A little bit of Googling told me that Ian's USA tales were total fantasies.  He'd never appeared on the Grand Ole Opry or met all the stars he claimed to have met.  In 2014 he'd been charged with drink driving.  It was a repeat offence and he narrowly excaped jail, as reported here.   He committed perjury at his appearance in Cheltenham Magistrates Court, as obviously the prosecution hadn't bothered to check the tall tales he was telling and his defence counsel retelling.  He wrote to me from time to time, the letters mostly rambling thoughts.  His marriage didn't last, his wife becoming fed up with his dissolute ways, and she must have become wise to all his tall tales of fame that had initially intigued her.  He'd moved into her modest mobile home in the Forset of Dean, and had no money of his own, so was a burden.  Later, I heard he was living in a small flat in sheltered accommodation.  He'd got another female companion.

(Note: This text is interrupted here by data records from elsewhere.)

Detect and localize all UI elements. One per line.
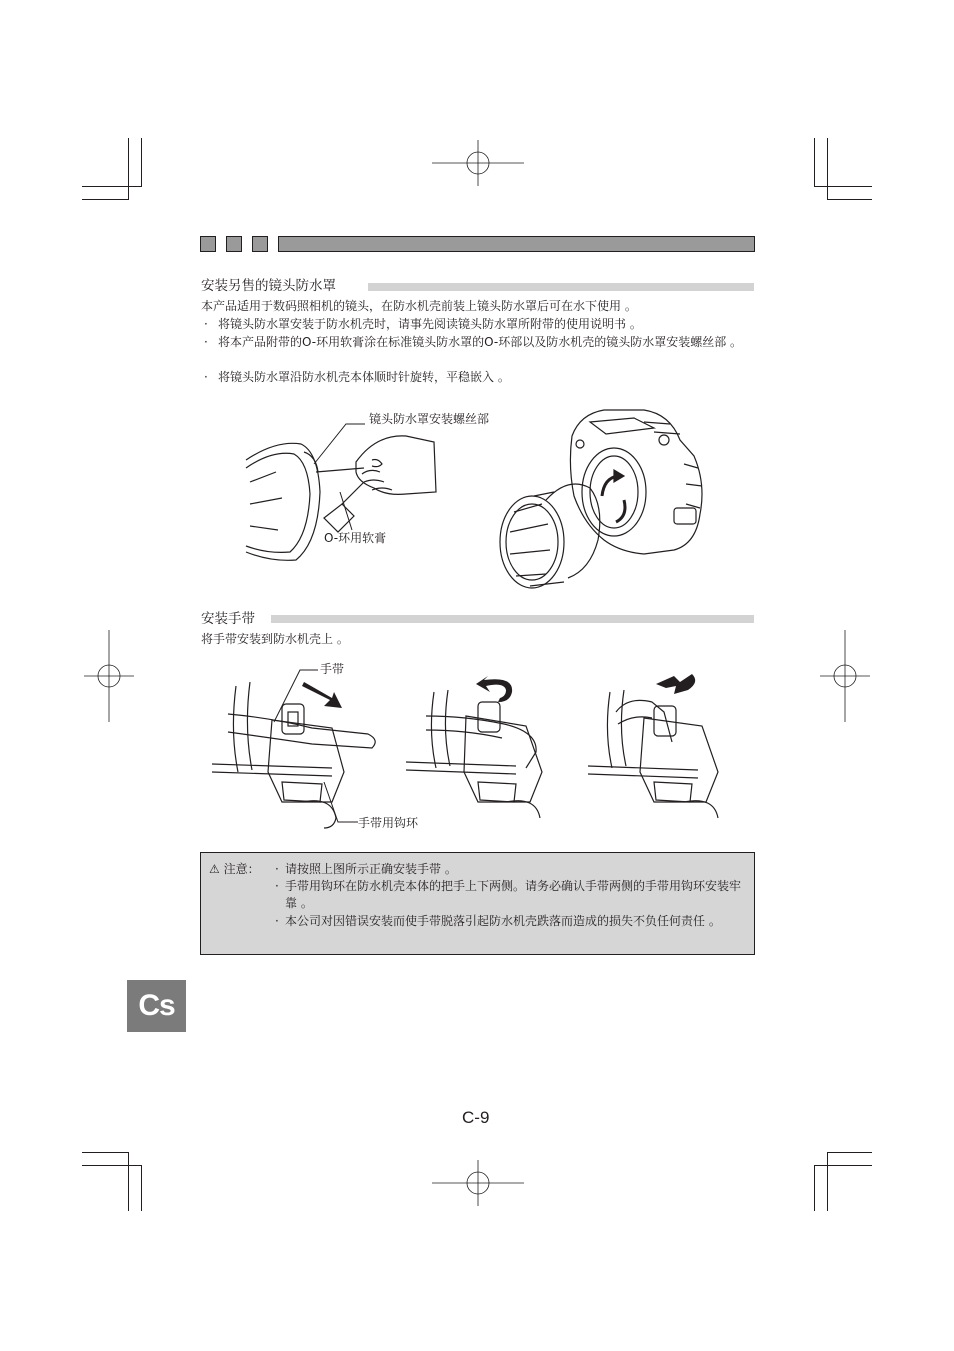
lens-intro-text: 本产品适用于数码照相机的镜头，在防水机壳前装上镜头防水罩后可在水下使用 。 bbox=[201, 299, 637, 313]
warning-triangle-icon: ⚠ bbox=[209, 862, 220, 876]
label-mount-thread: 镜头防水罩安装螺丝部 bbox=[369, 412, 490, 426]
lens-bullet-3: · 将镜头防水罩沿防水机壳本体顺时针旋转，平稳嵌入 。 bbox=[204, 370, 510, 384]
lens-bullet-2: · 将本产品附带的O-环用软膏涂在标准镜头防水罩的O-环部以及防水机壳的镜头防水罩安装螺丝部 。 bbox=[204, 335, 743, 349]
caution-box bbox=[200, 852, 755, 955]
label-strap: 手带 bbox=[320, 662, 345, 676]
label-strap-hook: 手带用钩环 bbox=[358, 816, 419, 830]
housing-with-lens-port-illustration bbox=[494, 404, 708, 600]
caution-item-2: · 手带用钩环在防水机壳本体的把手上下两侧。请务必确认手带两侧的手带用钩环安装牢靠 。 bbox=[275, 879, 742, 910]
registration-mark-left bbox=[84, 630, 134, 722]
page-number: C-9 bbox=[462, 1108, 490, 1127]
language-tab: Cs bbox=[127, 980, 186, 1032]
label-grease: O-环用软膏 bbox=[324, 531, 387, 545]
strap-step-2-illustration bbox=[406, 672, 556, 822]
section-title-strap: 安装手带 bbox=[201, 611, 255, 627]
label-leader-strap-hook bbox=[320, 780, 360, 826]
label-leader-grease bbox=[338, 490, 368, 532]
section-title-lens-port: 安装另售的镜头防水罩 bbox=[201, 278, 336, 294]
strap-intro-text: 将手带安装到防水机壳上 。 bbox=[201, 632, 349, 646]
caution-item-3: · 本公司对因错误安装而使手带脱落引起防水机壳跌落而造成的损失不负任何责任 。 bbox=[275, 914, 721, 928]
strap-step-3-illustration bbox=[588, 672, 738, 822]
lens-bullet-1: · 将镜头防水罩安装于防水机壳时，请事先阅读镜头防水罩所附带的使用说明书 。 bbox=[204, 317, 642, 331]
registration-mark-top bbox=[432, 140, 524, 186]
caution-heading: ⚠ 注意： bbox=[209, 862, 260, 876]
label-leader-mount-thread bbox=[310, 418, 370, 468]
registration-mark-bottom bbox=[432, 1160, 524, 1206]
section-rule bbox=[271, 615, 754, 623]
label-leader-strap bbox=[270, 666, 322, 726]
section-rule bbox=[368, 283, 754, 291]
registration-mark-right bbox=[820, 630, 870, 722]
caution-item-1: · 请按照上图所示正确安装手带 。 bbox=[275, 862, 457, 876]
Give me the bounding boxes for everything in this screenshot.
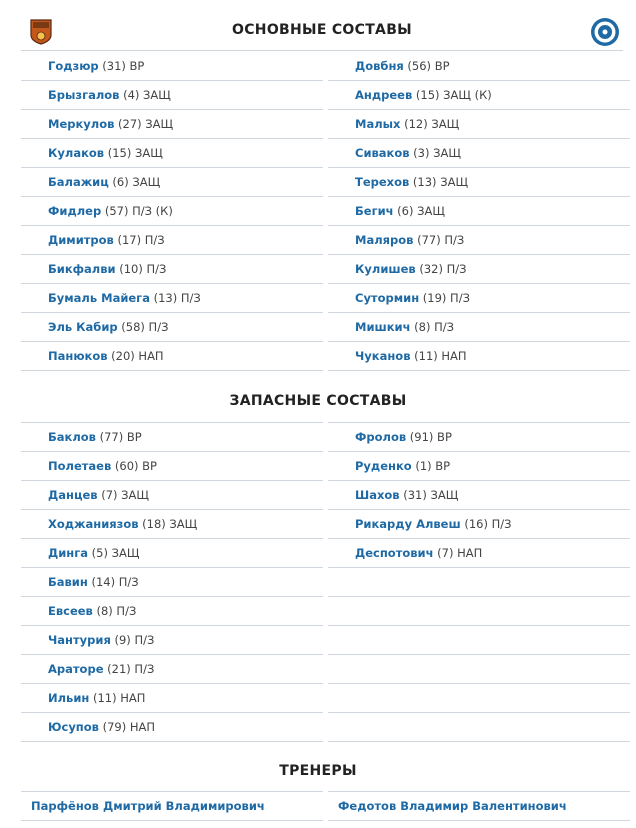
- player-meta: (20) НАП: [107, 349, 164, 363]
- player-name-link[interactable]: Фидлер: [48, 204, 102, 218]
- player-name-link[interactable]: Ильин: [48, 691, 90, 705]
- subs-home-column: [21, 422, 323, 742]
- player-row: [328, 510, 630, 539]
- player-name-link[interactable]: Годзюр: [48, 59, 99, 73]
- player-name-link[interactable]: Евсеев: [48, 604, 93, 618]
- player-meta: (77) П/З: [413, 233, 465, 247]
- empty-row: [328, 626, 630, 655]
- empty-row: [328, 597, 630, 626]
- player-row: [21, 626, 323, 655]
- player-meta: (31) ЗАЩ: [399, 488, 459, 502]
- player-row: [328, 481, 630, 510]
- player-name-link[interactable]: Араторе: [48, 662, 104, 676]
- player-row: [328, 284, 630, 313]
- player-name-link[interactable]: Шахов: [355, 488, 400, 502]
- player-row: [328, 255, 630, 284]
- player-name-link[interactable]: Бавин: [48, 575, 88, 589]
- player-name-link[interactable]: Фролов: [355, 430, 407, 444]
- player-row: [21, 597, 323, 626]
- player-name-link[interactable]: Чуканов: [355, 349, 411, 363]
- player-meta: (3) ЗАЩ: [409, 146, 461, 160]
- player-row: [21, 313, 323, 342]
- player-name-link[interactable]: Андреев: [355, 88, 413, 102]
- player-name-link[interactable]: Баклов: [48, 430, 96, 444]
- player-name-link[interactable]: Брызгалов: [48, 88, 120, 102]
- player-meta: (19) П/З: [419, 291, 470, 305]
- player-meta: (60) ВР: [111, 459, 157, 473]
- player-name-link[interactable]: Малых: [355, 117, 401, 131]
- player-row: [21, 539, 323, 568]
- player-name-link[interactable]: Руденко: [355, 459, 412, 473]
- player-meta: (14) П/З: [87, 575, 139, 589]
- player-name-link[interactable]: Бегич: [355, 204, 394, 218]
- player-meta: (4) ЗАЩ: [119, 88, 171, 102]
- player-row: [328, 197, 630, 226]
- player-row: [21, 481, 323, 510]
- coaches-title: ТРЕНЕРЫ: [279, 763, 357, 779]
- player-row: [21, 139, 323, 168]
- player-name-link[interactable]: Мишкич: [355, 320, 411, 334]
- player-name-link[interactable]: Бумаль Майега: [48, 291, 150, 305]
- starters-title: ОСНОВНЫЕ СОСТАВЫ: [232, 22, 412, 38]
- player-row: [328, 81, 630, 110]
- player-row: [328, 139, 630, 168]
- player-name-link[interactable]: Сутормин: [355, 291, 420, 305]
- player-name-link[interactable]: Ходжаниязов: [48, 517, 139, 531]
- starters-home-column: [21, 52, 323, 371]
- player-name-link[interactable]: Деспотович: [355, 546, 434, 560]
- player-row: [21, 452, 323, 481]
- player-row: [328, 313, 630, 342]
- orenburg-club-logo-icon: [590, 17, 618, 45]
- player-row: [328, 52, 630, 81]
- player-meta: (27) ЗАЩ: [114, 117, 174, 131]
- player-meta: (31) ВР: [98, 59, 145, 73]
- empty-row: [328, 655, 630, 684]
- player-name-link[interactable]: Данцев: [48, 488, 98, 502]
- starters-header: [21, 10, 623, 51]
- player-name-link[interactable]: Димитров: [48, 233, 114, 247]
- player-row: [328, 452, 630, 481]
- ural-club-logo-icon: [27, 17, 55, 45]
- player-meta: (58) П/З: [117, 320, 169, 334]
- empty-row: [328, 713, 630, 742]
- player-meta: (91) ВР: [406, 430, 452, 444]
- coach-away[interactable]: Федотов Владимир Валентинович: [328, 792, 630, 821]
- player-row: [328, 342, 630, 371]
- player-meta: (18) ЗАЩ: [138, 517, 198, 531]
- player-row: [21, 81, 323, 110]
- empty-row: [328, 684, 630, 713]
- subs-away-column: [328, 422, 630, 742]
- player-row: [21, 110, 323, 139]
- player-meta: (8) П/З: [92, 604, 137, 618]
- player-meta: (77) ВР: [95, 430, 142, 444]
- player-meta: (15) ЗАЩ (К): [412, 88, 492, 102]
- player-name-link[interactable]: Терехов: [355, 175, 410, 189]
- player-meta: (17) П/З: [113, 233, 165, 247]
- player-row: [21, 568, 323, 597]
- player-name-link[interactable]: Кулаков: [48, 146, 105, 160]
- player-meta: (79) НАП: [98, 720, 156, 734]
- player-name-link[interactable]: Меркулов: [48, 117, 115, 131]
- player-row: [328, 168, 630, 197]
- player-row: [21, 52, 323, 81]
- player-meta: (9) П/З: [110, 633, 155, 647]
- player-meta: (7) ЗАЩ: [97, 488, 149, 502]
- player-row: [328, 110, 630, 139]
- subs-title: ЗАПАСНЫЕ СОСТАВЫ: [229, 393, 407, 409]
- player-meta: (13) ЗАЩ: [409, 175, 469, 189]
- player-meta: (13) П/З: [149, 291, 201, 305]
- player-meta: (5) ЗАЩ: [88, 546, 140, 560]
- player-name-link[interactable]: Полетаев: [48, 459, 112, 473]
- player-meta: (21) П/З: [103, 662, 155, 676]
- player-meta: (10) П/З: [115, 262, 167, 276]
- player-name-link[interactable]: Эль Кабир: [48, 320, 118, 334]
- player-row: [21, 510, 323, 539]
- player-row: [21, 684, 323, 713]
- coach-home[interactable]: Парфёнов Дмитрий Владимирович: [21, 792, 323, 821]
- player-row: [21, 255, 323, 284]
- player-meta: (12) ЗАЩ: [400, 117, 460, 131]
- starters-away-column: [328, 52, 630, 371]
- player-name-link[interactable]: Чантурия: [48, 633, 111, 647]
- player-name-link[interactable]: Балажиц: [48, 175, 109, 189]
- player-meta: (15) ЗАЩ: [104, 146, 163, 160]
- player-row: [21, 226, 323, 255]
- player-meta: (11) НАП: [410, 349, 467, 363]
- player-row: [21, 197, 323, 226]
- player-row: [21, 655, 323, 684]
- player-name-link[interactable]: Бикфалви: [48, 262, 116, 276]
- player-row: [21, 168, 323, 197]
- player-name-link[interactable]: Маляров: [355, 233, 414, 247]
- player-name-link[interactable]: Юсупов: [48, 720, 99, 734]
- player-meta: (11) НАП: [89, 691, 146, 705]
- player-row: [328, 539, 630, 568]
- player-name-link[interactable]: Динга: [48, 546, 89, 560]
- player-row: [21, 423, 323, 452]
- player-name-link[interactable]: Кулишев: [355, 262, 416, 276]
- player-meta: (57) П/З (К): [101, 204, 173, 218]
- player-row: [21, 713, 323, 742]
- player-row: [21, 284, 323, 313]
- player-name-link[interactable]: Сиваков: [355, 146, 410, 160]
- player-meta: (6) ЗАЩ: [393, 204, 445, 218]
- player-meta: (8) П/З: [410, 320, 454, 334]
- player-row: [21, 342, 323, 371]
- player-meta: (7) НАП: [433, 546, 483, 560]
- player-meta: (1) ВР: [411, 459, 451, 473]
- player-meta: (16) П/З: [460, 517, 512, 531]
- empty-row: [328, 568, 630, 597]
- player-name-link[interactable]: Панюков: [48, 349, 108, 363]
- player-row: [328, 226, 630, 255]
- player-meta: (6) ЗАЩ: [108, 175, 161, 189]
- player-name-link[interactable]: Довбня: [355, 59, 404, 73]
- player-meta: (56) ВР: [403, 59, 450, 73]
- player-meta: (32) П/З: [415, 262, 467, 276]
- player-row: [328, 423, 630, 452]
- player-name-link[interactable]: Рикарду Алвеш: [355, 517, 461, 531]
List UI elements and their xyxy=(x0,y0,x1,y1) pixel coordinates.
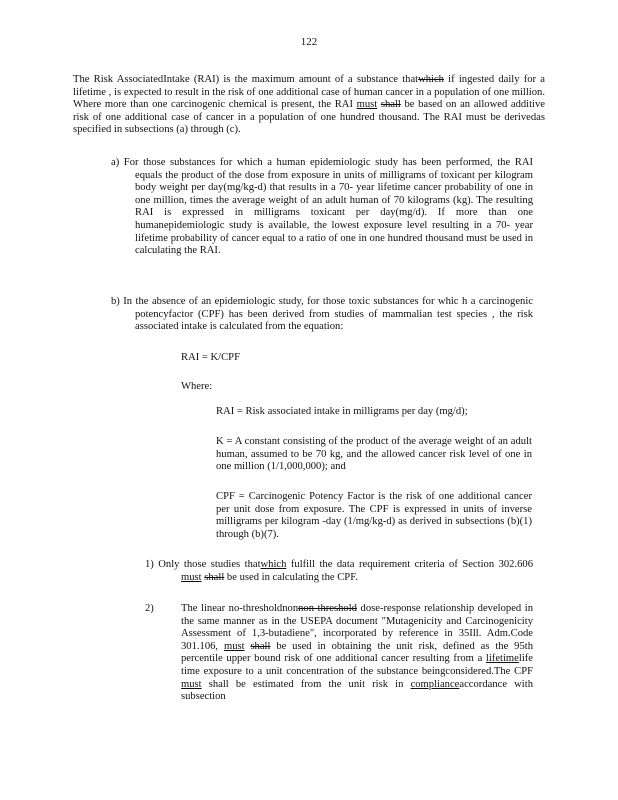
intro-text xyxy=(73,74,545,137)
item-2-text xyxy=(181,603,533,704)
inserted-text: which xyxy=(260,559,287,570)
struck-text: which xyxy=(418,74,444,85)
item-1-text xyxy=(145,559,533,584)
inserted-text: must xyxy=(223,640,245,652)
definition-rai: RAI = Risk associated intake in milligrams per day (mg/d); xyxy=(216,406,468,417)
struck-text: shall xyxy=(380,99,401,111)
text-run: be based on an allowed additive risk of one additional case of cancer in a population of one hundred thousand. The RAI must be derivedas specified in subsections (a) through (c). xyxy=(73,99,545,136)
inserted-text: must xyxy=(356,99,378,111)
struck-text: non-threshold xyxy=(298,603,357,614)
page-number: 122 xyxy=(300,36,318,48)
text-run: The Risk AssociatedIntake (RAI) is the maximum amount of a substance that xyxy=(73,74,419,85)
where-label: Where: xyxy=(181,381,213,392)
paragraph-b xyxy=(111,296,533,334)
inserted-text: lifetime xyxy=(485,653,519,665)
text-run: fulfill the data requirement criteria of Section 302.606 xyxy=(286,559,534,570)
text-run: dose-response relationship developed in the same manner as in the USEPA document "Mutagenicity and Carcinogenicity Assessment of 1,3-butadiene", incorporated by reference in 35Ill. Adm.Code 301.106, xyxy=(181,603,533,652)
text-run: a) For those substances for which a human epidemiologic study has been performed, the RAI equals the product of the dose from exposure in units of milligrams of toxicant per kilogram body weight per day(mg/kg-d) that results in a 70- year lifetime cancer probability of one in one million, times the average weight of an adult human of 70 kilograms (kg). The resulting RAI is expressed in milligrams toxicant per day(mg/d). If more than one humanepidemiologic study is available, the lowest exposure level resulting in a 70- year lifetime probability of cancer equal to a ratio of one in one hundred thousand must be used in calculating the RAI. xyxy=(111,157,533,257)
text-run: accordance with subsection xyxy=(181,678,533,703)
intro-paragraph xyxy=(73,74,545,137)
item-2 xyxy=(181,603,533,704)
definition-k: K = A constant consisting of the product of the average weight of an adult human, assumed to be 70 kg, and the allowed cancer risk level of one in one million (1/1,000,000); and xyxy=(216,436,532,473)
text-run: if ingested daily for a lifetime , is expected to result in the risk of one additional case of human cancer in a population of one million. Where more than one carcinogenic chemical is present, the RAI xyxy=(73,74,545,111)
paragraph-b-text xyxy=(111,296,533,334)
inserted-text: compliance xyxy=(410,678,460,690)
definition-cpf: CPF = Carcinogenic Potency Factor is the risk of one additional cancer per unit dose from exposure. The CPF is expressed in units of inverse milligrams per kilogram -day (1/mg/kg-d) as derived in subsections (b)(1) through (b)(7). xyxy=(216,491,532,540)
paragraph-a-text xyxy=(111,157,533,258)
text-run: be used in obtaining the unit risk, defined as the 95th percentile upper bound risk of one additional cancer resulting from a xyxy=(181,640,533,665)
inserted-text: must xyxy=(181,678,202,690)
text-run: The linear no-thresholdnon xyxy=(181,603,299,614)
text-run: shall be estimated from the unit risk in xyxy=(201,678,411,690)
struck-text: shall xyxy=(250,640,271,652)
text-run: life time exposure to a unit concentration of the substance beingconsidered.The CPF xyxy=(181,653,533,677)
item-2-number: 2) xyxy=(145,603,154,614)
text-run: 1) Only those studies that xyxy=(145,559,261,570)
text-run: be used in calculating the CPF. xyxy=(224,571,358,583)
inserted-text: must xyxy=(181,571,202,583)
text-run: b) In the absence of an epidemiologic study, for those toxic substances for whic h a carcinogenic potencyfactor (CPF) has been derived from studies of mammalian test species , the risk associated intake is calculated from the equation: xyxy=(111,296,533,333)
paragraph-a xyxy=(111,157,533,258)
item-1 xyxy=(145,559,533,584)
equation: RAI = K/CPF xyxy=(181,352,240,363)
struck-text: shall xyxy=(204,571,225,583)
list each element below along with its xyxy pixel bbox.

I tried to contact him a few years ago with a mobile number I had from a few years back, but there was no response.  I Googled and discovered an article in a Gloucester newspaper with his name in a list of people buried at the expense of the Council (they used to be referred to us 'paupers' burials') so he had no assets and no one willing/able to pay for his funeral.  He did have one asset: a fairly expensive Martin guitar (pictured left), but I don't know what happened to that.  I sent for a death certificate and found that he died on 31st March 2020 of "Chronic alcohol abuse and alcoholic liver disease".  He was probably 67 years old.  I wrote to his companion at the last address I had but received no response.  A sad ending for an old friend, whose outer bonhomie concealed a very troubled man.